This project promotes the development of energy-efficient and linguistically-motivated computational methods for understanding human language. Recent advances in text-based tasks such as machine translation and question answering have been fueled by training huge-scale neural network models on billions of words. While this brute-force approach has no doubt been successful, it also has many downsides. As the computational requirements for training and using these models grow larger and larger, their carbon footprints have been steadily increasing, and their accessibility has become limited to those at a few well-funded companies and institutions. These models do not explicitly consider the hierarchical nature of language, a well-studied phenomenon in linguistics, which the investigators believe contributes to their overall inefficiency and also reduces their interpretability to end users. The technologies developed in this project aim not only to make computational models of language more accessible and efficient, but also to improve the state of the art in text generation tasks such as translation and summarization.

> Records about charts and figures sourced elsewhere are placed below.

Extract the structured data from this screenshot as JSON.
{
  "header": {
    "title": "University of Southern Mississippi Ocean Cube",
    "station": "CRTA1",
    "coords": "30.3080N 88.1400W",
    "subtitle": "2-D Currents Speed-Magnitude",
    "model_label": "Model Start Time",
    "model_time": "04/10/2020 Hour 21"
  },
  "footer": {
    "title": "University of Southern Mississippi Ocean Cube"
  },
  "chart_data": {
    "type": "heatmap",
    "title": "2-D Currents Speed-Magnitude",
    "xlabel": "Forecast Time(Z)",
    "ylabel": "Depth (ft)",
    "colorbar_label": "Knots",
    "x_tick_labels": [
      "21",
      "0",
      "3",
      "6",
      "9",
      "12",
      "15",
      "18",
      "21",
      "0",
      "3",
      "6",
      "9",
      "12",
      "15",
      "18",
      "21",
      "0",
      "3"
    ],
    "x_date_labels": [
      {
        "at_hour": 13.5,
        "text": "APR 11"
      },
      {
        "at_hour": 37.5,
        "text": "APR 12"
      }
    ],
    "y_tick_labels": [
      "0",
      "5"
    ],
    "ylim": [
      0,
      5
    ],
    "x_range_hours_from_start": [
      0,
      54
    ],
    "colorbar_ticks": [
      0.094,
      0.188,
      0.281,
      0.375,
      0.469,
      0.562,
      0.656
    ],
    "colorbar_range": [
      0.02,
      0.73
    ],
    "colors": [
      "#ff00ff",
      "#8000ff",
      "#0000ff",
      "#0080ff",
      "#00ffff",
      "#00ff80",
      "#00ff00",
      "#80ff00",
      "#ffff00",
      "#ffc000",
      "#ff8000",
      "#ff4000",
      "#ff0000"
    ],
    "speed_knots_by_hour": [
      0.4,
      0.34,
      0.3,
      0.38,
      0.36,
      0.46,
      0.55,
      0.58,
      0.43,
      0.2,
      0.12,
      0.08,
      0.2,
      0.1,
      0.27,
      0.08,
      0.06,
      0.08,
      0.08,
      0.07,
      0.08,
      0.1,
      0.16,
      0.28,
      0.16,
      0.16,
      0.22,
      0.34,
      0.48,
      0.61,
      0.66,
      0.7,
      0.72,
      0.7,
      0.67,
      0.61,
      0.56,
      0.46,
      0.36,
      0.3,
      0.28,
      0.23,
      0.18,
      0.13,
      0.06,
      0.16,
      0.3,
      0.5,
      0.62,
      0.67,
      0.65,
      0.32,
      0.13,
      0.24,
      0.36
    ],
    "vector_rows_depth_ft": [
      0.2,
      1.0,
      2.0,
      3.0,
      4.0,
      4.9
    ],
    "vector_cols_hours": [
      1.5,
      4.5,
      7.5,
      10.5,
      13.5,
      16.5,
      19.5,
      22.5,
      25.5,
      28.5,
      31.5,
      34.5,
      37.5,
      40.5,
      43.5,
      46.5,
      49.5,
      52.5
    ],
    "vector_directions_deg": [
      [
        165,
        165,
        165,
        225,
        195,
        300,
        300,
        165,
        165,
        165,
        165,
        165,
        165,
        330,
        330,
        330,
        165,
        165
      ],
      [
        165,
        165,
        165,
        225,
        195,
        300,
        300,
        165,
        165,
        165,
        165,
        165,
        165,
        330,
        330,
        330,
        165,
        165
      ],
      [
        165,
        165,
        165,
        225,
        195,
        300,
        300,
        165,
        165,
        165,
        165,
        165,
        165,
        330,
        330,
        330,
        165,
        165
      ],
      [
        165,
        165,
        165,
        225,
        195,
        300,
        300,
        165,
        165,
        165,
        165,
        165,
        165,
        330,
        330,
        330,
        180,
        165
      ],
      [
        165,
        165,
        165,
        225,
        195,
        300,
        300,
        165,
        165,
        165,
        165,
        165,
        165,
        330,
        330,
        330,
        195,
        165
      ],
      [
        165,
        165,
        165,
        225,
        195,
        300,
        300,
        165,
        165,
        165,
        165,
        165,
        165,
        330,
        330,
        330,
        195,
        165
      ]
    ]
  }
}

The project integrates the newly-developed methods into academic settings to provide significant outreach to undergraduates outside of computer science as well as in underrepresented communities.
To develop this new methodology, the project introduces neural architectures that induce syntactic and semantically-relevant tree structures from raw text while simultaneously learning powerful vector-based representations that improve downstream tasks. These models combine insights from self-supervised learning, which allows for powerful representation learning without expensive manual effort, with a tree-shaped structural bias. The resulting methods are evaluated with respect to three major goals: (1) enabling representation learning of the entire linguistic hierarchy (i.e., words, phrases, sentences, and discourse-level units) within a single architecture; (2) improving computational and energy efficiency of training and inference; and (3) improving long-form text generation tasks including document-level translation and text summarization. This research effort aims to spur research into sustainable and scalable language representation learning, and as such its outputs include publicly-released pretrained models and open-sourced code.
This award reflects NSF's statutory mission and has been deemed worthy of support through evaluation using the Foundation's intellectual merit and broader impacts review criteria.